To prove a new trig identity, we need to show that one side is equivalent to the other using established identities, in this case, the Big 8 (the Ratio, Reciprocal and Pythagorean Identities). You only want to work on one side, so pick the more complicated one and try to simplify it. Looking at this one, the more complicated side looks like the LHS, so I’m going to try manipulating the LHS to make it look like the RHS.

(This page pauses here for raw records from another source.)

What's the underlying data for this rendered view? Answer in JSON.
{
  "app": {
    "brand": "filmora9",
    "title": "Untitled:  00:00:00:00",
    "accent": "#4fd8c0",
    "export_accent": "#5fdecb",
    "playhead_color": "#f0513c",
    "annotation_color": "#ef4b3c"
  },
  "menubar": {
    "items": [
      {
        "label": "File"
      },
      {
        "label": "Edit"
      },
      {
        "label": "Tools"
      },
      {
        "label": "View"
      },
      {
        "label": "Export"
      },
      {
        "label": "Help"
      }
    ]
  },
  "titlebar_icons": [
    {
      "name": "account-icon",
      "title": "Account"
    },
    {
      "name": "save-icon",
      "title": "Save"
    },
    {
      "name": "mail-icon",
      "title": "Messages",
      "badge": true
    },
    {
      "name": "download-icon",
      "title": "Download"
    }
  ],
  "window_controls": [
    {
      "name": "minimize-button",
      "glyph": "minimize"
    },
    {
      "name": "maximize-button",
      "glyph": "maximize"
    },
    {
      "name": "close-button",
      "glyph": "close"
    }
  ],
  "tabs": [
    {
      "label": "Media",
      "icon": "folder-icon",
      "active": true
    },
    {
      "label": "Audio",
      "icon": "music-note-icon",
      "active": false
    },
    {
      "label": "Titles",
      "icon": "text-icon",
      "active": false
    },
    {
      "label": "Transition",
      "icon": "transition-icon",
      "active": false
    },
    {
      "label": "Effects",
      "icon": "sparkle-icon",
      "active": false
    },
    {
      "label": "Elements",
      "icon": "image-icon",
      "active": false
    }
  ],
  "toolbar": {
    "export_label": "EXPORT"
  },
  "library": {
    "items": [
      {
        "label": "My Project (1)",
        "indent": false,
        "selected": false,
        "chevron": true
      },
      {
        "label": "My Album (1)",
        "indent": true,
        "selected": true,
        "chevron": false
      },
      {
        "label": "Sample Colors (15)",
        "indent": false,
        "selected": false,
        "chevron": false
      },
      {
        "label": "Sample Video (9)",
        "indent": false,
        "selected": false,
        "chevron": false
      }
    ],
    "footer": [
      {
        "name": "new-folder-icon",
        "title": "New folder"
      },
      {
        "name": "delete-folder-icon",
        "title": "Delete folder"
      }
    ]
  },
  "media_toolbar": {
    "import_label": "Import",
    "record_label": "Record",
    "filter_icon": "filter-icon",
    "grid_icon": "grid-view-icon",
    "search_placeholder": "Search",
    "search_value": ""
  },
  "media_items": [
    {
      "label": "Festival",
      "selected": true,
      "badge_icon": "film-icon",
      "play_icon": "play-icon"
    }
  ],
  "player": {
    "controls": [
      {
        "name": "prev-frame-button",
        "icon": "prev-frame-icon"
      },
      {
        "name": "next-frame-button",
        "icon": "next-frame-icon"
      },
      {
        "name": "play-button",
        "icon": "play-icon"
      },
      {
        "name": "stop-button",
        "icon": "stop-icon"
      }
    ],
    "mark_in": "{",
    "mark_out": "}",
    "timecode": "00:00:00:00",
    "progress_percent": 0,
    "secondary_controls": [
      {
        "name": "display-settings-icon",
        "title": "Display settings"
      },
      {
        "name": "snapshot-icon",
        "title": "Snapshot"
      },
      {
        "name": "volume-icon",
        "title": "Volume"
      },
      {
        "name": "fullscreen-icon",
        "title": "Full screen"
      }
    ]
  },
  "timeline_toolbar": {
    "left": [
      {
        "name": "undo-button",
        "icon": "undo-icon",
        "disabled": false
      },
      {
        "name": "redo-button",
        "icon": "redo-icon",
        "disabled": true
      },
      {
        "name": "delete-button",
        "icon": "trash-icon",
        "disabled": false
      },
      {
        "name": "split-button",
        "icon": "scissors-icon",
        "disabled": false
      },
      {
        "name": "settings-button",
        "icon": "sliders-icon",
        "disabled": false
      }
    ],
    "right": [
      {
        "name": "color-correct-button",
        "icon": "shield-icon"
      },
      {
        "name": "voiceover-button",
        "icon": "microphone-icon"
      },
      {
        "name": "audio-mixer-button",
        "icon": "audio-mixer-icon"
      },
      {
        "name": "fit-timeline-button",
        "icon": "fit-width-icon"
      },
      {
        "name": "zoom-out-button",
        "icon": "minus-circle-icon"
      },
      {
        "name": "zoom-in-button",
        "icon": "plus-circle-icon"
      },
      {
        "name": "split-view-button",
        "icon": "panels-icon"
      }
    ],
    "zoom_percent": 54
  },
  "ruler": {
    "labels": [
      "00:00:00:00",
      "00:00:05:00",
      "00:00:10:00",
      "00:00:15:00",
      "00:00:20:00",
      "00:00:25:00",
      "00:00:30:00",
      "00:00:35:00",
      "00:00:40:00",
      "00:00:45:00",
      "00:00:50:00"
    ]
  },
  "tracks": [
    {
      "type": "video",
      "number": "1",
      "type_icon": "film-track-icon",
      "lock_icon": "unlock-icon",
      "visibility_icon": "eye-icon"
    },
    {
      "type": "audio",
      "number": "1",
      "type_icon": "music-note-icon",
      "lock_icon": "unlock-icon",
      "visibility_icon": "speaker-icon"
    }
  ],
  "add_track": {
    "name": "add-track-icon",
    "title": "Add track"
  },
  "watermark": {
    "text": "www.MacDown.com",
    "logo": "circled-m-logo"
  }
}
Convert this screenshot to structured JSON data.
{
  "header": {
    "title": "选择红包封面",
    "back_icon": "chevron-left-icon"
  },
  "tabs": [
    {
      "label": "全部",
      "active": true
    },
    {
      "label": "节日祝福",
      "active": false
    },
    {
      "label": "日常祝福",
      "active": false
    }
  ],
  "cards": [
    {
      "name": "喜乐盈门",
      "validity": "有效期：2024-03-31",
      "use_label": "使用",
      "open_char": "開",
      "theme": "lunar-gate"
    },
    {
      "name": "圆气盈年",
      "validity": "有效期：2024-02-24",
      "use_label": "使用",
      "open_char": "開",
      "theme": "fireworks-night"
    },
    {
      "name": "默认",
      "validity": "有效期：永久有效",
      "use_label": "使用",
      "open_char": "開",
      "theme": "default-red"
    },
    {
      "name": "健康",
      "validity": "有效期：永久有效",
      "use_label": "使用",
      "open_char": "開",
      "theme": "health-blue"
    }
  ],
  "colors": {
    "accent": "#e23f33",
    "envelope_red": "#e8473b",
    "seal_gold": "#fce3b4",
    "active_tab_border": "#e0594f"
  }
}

First, I’m going to FOIL out the \((1+\cot{x})^2\), \[\begin{aligned} (1+\cot{x})^2\sin^2{x}&=1+2\sin{x}\cos{x} \\ (1+2\cot{x}+\cot^2{x})\sin^2{x} &= 1+2\sin{x}\cos{x} \end{aligned}\] Then I notice that the RHS is in terms of cosine and sine so I’ll convert the LHS to terms of sine and cosine. So I need to use the ratio identity \(\cot{x}=\frac{\cos{x}}{\sin{x}}\), \[\begin{aligned} (1+2\cot{x}+\cot^2{x})\sin^2{x} &= 1+2\sin{x}\cos{x} \\ (1+2\frac{\cos{x}}{\sin{x}}+\frac{\cos^2{x}}{\sin^2{x}})\sin^2{x} &= 1+2\sin{x}\cos{x} \end{aligned}\] Then I can distribute the \(\sin^2{x}\), \[\begin{aligned} (1+2\frac{\cos{x}}{\sin{x}}+\frac{\cos^2{x}}{\sin^2{x}})\sin^2{x} &= 1+2\sin{x}\cos{x} \\ \sin^2{x}+2\frac{\cos{x} \cdot \sin^2{x}}{\sin{x}}+\frac{\cos^2{x} \cdot \sin^2{x}}{\sin^2{x}} &= 1+2\sin{x}\cos{x} \\ \sin^2{x} +2\sin{x}\cos{x}+\cos^2{x} &= 1+2\sin{x}\cos{x} \end{aligned}\] Now I have a \(\sin^2{x} \text{ and } \cos^2{x}\), so I can use the Pythagorean Identity \(\sin^2{x}+\cos^2{x}=1\) \[\begin{aligned} \sin^2{x} +2\sin{x}\cos{x}+\cos^2{x} &= 1+2\sin{x}\cos{x} \\ 1+2\sin{x}\cos{x} &= 1+2\sin{x}\cos{x} \end{aligned}\]